Or, it is about watching people fall down.
There is a guilty recess in each of our minds wherein lies the admission that watching something terrible happen to someone else is hilarious (for some, this recess is more like an open courtyard). It is somewhat embarrassing to admit, but there is something hilarious about watching other people fall down.
Now, of course, unless you are a psychopath, you don’t want other people to fall down, and you probably hope that if they do, the injury they sustain is not life altering. But still, watching a skateboarder trying to skate down a staircase handrail, to have the board slip out from under his feet, and then to see him drop, one leg on each side of the rail, crushing his dignities, is on some level, unbelievably pleasant to watch.
But why? There have been many studies that attempted to uncover why something that is obviously painful (and not funny to the person it happened to) is so funny. In one study, the dissonance in the brain that is caused by reconciling the danger and pain that is being witnessed with the look of confusion on the face of the victim has been linked to the laughing response that is produced. If the victim looks terrified, then usually it isn’t funny; but if they look startled as if to say, “What? My skateboard slipped out from under my feet? How unexpected! And I am about to land on this rail and scramble my eggs? I never anticipated this potentiality! But now, suddenly, at the moment, it has all become obvious that it was inevitable,” then it is hilarious.

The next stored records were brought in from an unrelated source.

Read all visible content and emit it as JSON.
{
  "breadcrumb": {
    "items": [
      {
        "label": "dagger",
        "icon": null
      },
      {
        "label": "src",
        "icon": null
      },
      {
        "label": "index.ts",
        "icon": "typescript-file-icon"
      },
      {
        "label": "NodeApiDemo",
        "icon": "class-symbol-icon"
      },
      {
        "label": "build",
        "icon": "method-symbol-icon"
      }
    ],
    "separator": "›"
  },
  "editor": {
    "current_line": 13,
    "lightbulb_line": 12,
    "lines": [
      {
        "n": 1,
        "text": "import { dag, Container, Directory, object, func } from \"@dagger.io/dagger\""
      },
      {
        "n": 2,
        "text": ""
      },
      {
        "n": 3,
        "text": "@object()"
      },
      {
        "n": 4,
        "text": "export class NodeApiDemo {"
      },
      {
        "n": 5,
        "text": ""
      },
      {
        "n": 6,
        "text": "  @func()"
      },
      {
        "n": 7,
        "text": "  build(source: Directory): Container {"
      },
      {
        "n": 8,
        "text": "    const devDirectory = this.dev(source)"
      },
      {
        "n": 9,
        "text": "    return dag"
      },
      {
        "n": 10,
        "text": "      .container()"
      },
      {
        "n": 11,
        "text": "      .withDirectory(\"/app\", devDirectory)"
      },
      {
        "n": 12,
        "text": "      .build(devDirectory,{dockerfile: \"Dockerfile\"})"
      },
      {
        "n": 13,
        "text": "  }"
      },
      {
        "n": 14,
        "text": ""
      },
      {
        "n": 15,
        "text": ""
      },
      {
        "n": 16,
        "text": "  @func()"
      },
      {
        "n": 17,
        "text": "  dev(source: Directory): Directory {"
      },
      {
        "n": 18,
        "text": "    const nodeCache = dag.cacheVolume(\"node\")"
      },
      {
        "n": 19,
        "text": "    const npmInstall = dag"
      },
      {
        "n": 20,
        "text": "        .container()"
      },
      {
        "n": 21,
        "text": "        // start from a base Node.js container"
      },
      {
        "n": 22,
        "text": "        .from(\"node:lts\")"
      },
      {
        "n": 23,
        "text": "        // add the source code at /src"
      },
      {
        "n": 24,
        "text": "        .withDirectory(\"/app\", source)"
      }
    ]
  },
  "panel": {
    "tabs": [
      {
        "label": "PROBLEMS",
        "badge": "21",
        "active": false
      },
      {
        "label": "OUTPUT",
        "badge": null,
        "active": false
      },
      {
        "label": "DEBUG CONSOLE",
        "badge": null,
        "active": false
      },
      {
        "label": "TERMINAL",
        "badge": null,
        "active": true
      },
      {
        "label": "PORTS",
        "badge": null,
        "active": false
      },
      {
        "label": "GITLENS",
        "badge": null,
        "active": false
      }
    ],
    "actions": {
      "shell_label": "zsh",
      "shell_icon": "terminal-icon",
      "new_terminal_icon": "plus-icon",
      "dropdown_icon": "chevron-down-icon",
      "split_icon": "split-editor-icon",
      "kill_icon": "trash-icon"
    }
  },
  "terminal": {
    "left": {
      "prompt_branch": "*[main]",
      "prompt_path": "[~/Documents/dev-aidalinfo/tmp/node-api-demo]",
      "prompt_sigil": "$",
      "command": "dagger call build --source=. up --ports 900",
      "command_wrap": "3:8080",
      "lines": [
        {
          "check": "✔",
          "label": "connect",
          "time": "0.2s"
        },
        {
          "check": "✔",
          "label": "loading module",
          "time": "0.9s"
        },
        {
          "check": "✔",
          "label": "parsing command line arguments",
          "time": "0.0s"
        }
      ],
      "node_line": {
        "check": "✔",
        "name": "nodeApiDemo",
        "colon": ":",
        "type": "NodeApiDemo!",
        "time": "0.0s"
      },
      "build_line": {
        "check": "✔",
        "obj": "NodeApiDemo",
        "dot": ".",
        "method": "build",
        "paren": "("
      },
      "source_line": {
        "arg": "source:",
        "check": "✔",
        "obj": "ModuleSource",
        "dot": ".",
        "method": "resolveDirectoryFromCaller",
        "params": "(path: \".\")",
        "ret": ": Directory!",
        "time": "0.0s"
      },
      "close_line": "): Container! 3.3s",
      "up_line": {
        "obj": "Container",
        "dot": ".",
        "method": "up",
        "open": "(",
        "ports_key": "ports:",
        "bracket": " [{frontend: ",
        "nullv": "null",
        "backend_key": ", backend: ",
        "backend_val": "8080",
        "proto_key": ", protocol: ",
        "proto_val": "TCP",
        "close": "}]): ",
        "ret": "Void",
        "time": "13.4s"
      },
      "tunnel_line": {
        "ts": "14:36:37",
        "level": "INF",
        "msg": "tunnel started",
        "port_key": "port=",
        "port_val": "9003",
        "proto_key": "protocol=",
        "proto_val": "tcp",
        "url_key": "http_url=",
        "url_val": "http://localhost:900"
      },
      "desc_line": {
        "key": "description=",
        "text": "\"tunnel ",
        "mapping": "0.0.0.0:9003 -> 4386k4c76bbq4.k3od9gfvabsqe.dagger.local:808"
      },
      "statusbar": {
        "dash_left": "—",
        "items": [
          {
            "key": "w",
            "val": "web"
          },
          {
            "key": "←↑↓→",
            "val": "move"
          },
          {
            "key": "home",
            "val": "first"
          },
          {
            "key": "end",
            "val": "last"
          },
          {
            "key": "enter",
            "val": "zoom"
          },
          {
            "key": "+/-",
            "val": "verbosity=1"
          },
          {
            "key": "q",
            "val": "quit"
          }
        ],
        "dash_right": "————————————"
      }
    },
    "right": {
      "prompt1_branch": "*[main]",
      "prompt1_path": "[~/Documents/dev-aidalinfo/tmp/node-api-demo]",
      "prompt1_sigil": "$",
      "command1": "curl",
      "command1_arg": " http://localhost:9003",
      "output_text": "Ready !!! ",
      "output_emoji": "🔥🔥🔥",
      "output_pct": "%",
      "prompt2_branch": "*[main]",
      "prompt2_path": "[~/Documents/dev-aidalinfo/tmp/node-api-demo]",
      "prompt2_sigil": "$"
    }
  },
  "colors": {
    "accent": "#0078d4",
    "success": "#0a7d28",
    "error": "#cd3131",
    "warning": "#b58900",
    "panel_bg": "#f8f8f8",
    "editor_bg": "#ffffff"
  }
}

The way the victim reacts to his or her misfortune is definitely tied to how funny it is. Most of us have witnessed some misfortune, someone bumping their head on the sign that reads “Watch your head” causing us to laugh, only to realize that the person has really injured themselves, and the laughter immediately vanishes, only then to see the injury is not that bad and that the victim is more embarrassed than injured, and the laughter immediately returns. Science seems to point to the fact that we are hardwired to find the misfortune of others enjoyable, as long as it produces the right response from the victim. They need to surprise and confuse. The joy comes from watching others confusion. And if, as in the skateboarding example, the victim has somehow set them up for the situation, it’s even funnier.
We can’t help ourselves. It’s hilarious watching other people hurt themselves.